Im Internet finden sich etliche Berichte über (wilde) Streiks und andere Aktionen von Arbeitern. Deren Forderungen beziehen sich meistens auf die Kaufkraftsicherung im Zeichen der Inflation und auf eine Verbesserungen der Arbeitsbedingungen. Allerdings ist aus der Ferne eine realistische Einschätzung dieser Kämpfe nicht möglich.

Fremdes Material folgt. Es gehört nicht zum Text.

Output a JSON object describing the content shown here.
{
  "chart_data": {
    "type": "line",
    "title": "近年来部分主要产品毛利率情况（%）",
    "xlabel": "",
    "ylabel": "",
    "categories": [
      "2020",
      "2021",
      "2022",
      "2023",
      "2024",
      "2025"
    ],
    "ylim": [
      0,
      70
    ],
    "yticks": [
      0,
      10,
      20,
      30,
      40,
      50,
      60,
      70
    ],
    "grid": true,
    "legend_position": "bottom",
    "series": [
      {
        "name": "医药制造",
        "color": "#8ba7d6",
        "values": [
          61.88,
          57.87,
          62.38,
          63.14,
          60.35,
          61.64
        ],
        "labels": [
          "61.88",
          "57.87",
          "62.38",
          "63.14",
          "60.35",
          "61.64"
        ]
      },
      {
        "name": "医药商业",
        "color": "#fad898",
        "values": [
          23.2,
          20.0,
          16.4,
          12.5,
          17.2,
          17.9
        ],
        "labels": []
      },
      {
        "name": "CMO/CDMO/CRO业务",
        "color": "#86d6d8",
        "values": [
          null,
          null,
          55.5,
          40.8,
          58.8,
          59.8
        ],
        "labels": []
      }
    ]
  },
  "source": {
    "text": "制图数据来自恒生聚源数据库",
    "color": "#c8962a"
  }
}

Seit dem Sturz des Schah wird dem Iran eine aggressive Politik vorgeworfen. Ohne Zweifel hat es nach dem Umsturz ein überaus gewaltsames Vorgehen, mit sehr vielen Todesurteilen, gegen Vertreter der alten Ordnung und potentiellen Konkurrenten um die Dominanz in der neuen Ordnung gegeben (auch gegen Linken und Kommunisten). Aber nach Außen gab es eigentlich keine Aggressivität. Im Gegenteil, der Iran sah sich bald einer kriegerischen Aggression durch den Irak Saddam Husseins ausgesetzt und konnte nur mit großen Opfern seine Integrität verteidigen. Sein Einsatz in Syrien, wie immer man diesen im Einzelnen beurteilt, erfolgt mit Zustimmung der dortigen Regierung und kann deshalb nach den geltenden Regeln nicht als Aggression eingestuft werden. (Das Bündnis Syrien Iran geht auf den 1. Golfkrieg zurück, das Syrien Assads war der einzige arabische Staat, der sich dabei klar auf die Seite Irans stellte). Auch sein zunehmender Einfluss im Irak beruht nicht auf aggressiven Akten, sondern kann sich auf lokale Kräfte (Schiiten) stützen, die im Iran einen Nachbarn und den natürlichen Verbündeten sehen. Man kann davon ausgehen, dass der Iran so etwas wie eine regionale Vormacht werden will. Dabei nimmt er die Möglichkeiten war, die sich aus den bestehenden Konflikten und Widersprüchen ergeben, um seinen Einfluss zu vergrößern. Es geht nicht darum den Iran als Muster der Friedfertigkeit hinzustellen, eventuell hat er sich gelegentlich auch terroristischer Methoden bedient um Gegner auszuschalten. Es gibt im Iran einen Pluralismus an verschiedenen Richtungen und Gruppierungen, die sich in ihren Zielen und den zu ihrer Erreichung akzeptierten Mitteln unterscheiden, darunter auch diverse "Hardliner". Von außen ist es schwer, diese verschiedenen Interessensgruppen genau zu differenzieren und die Entscheidungsfindung zu verfolgen. Noch eine kurze Bemerkung zum häufig vorgebrachten Vorwurf, der Iran plane den Export der "islamischen Revolution", wie im Iran der Sturz des Schah und die nachfolgenden Veränderungen genannt werden. Vielleicht gab oder gibt es Gruppen, die einen (schiitischen) Revolutionsexport beabsichtigen, in der Realität hat ein solcher aber nicht stattgefunden.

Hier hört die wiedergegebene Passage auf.